I don't know about the

Canadaka's picture

I don't know about the technical workings of VirtualBox and what you say is possible I guess. But I'm fairly certain that the speed of Windows 2008 running in VM is the same as Linux running in VM. Both have the same virtualbox settings and resources. VirtualBox is also not natively a Windows app, its original for linux. So if your conserned about a host OS bias, one could be considered about a linux bias. But i don't think either exist.
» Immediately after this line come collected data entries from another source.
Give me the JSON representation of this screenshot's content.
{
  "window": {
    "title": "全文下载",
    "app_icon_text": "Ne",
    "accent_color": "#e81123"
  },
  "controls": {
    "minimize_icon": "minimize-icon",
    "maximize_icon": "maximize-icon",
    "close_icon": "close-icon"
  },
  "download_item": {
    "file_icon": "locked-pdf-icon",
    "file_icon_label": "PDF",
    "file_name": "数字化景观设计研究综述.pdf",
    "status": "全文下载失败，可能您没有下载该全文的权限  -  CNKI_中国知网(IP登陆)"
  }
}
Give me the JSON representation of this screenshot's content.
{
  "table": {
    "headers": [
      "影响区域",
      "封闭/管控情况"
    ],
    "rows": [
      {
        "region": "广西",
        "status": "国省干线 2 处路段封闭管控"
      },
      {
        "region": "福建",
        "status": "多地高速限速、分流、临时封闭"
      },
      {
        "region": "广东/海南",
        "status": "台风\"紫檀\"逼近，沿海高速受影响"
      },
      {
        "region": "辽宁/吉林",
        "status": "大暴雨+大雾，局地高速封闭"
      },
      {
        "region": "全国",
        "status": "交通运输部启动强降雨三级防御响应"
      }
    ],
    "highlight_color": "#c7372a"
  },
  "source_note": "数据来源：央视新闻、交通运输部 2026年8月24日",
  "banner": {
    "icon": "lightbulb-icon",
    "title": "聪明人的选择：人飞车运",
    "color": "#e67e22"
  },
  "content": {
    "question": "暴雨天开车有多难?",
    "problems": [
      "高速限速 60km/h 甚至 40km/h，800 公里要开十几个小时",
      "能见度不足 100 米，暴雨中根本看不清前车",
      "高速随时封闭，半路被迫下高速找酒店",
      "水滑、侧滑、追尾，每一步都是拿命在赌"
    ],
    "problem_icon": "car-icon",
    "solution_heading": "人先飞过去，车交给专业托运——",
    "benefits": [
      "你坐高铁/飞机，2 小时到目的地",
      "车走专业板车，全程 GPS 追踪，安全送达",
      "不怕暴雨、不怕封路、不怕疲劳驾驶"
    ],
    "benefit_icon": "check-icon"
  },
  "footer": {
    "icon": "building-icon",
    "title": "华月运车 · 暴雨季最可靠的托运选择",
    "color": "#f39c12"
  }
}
It would take a lot more time to setup 2 new partitions on my desktop and install Win2008 and debian. But I just ordered a new Dell rackserver, when it arrives I can run some tests and just reformat it after.

Really looking forward to

obrienmd's picture

Really looking forward to your results! I'd love to see nginx and php-fpm vs. IIS on the same hardware.

Currently I'm experiencing a

jonh's picture

Currently I'm experiencing a performance issue with Drupal on IIS7, but it's not related to how many pages it can serve in a minute or anything like that. The issue is related to how quickly the pages load after they have not been accessed for a period of time, like 15 minutes. What can I do to speed that up? I've seen it take as long as 43 seconds.

AppDomain

alexpilotti's picture

Change your web site's AppDomain settings in order not to shutdown during idle periods.

Best,

Alessandro

Re: AppDomain

jonh's picture

Thanks. Are you refering to the setting in the answer here: http://stackoverflow.com/questions/838318/how-to-keep-asp-net-assemblies...

Thanks!
Jon

Idle Timeout

alexpilotti's picture

Hi Jon,

yes, you need to set the AppDomain's "Idle Timeout" property to 0. here's some documentation about how to set it.

Best,

Alessandro

Re: Idle Timeout

jonh's picture

Got it. Thank you very much! Another thing I noticed that was causing my issue was MS SQL 2008 has its databases set to auto close by default.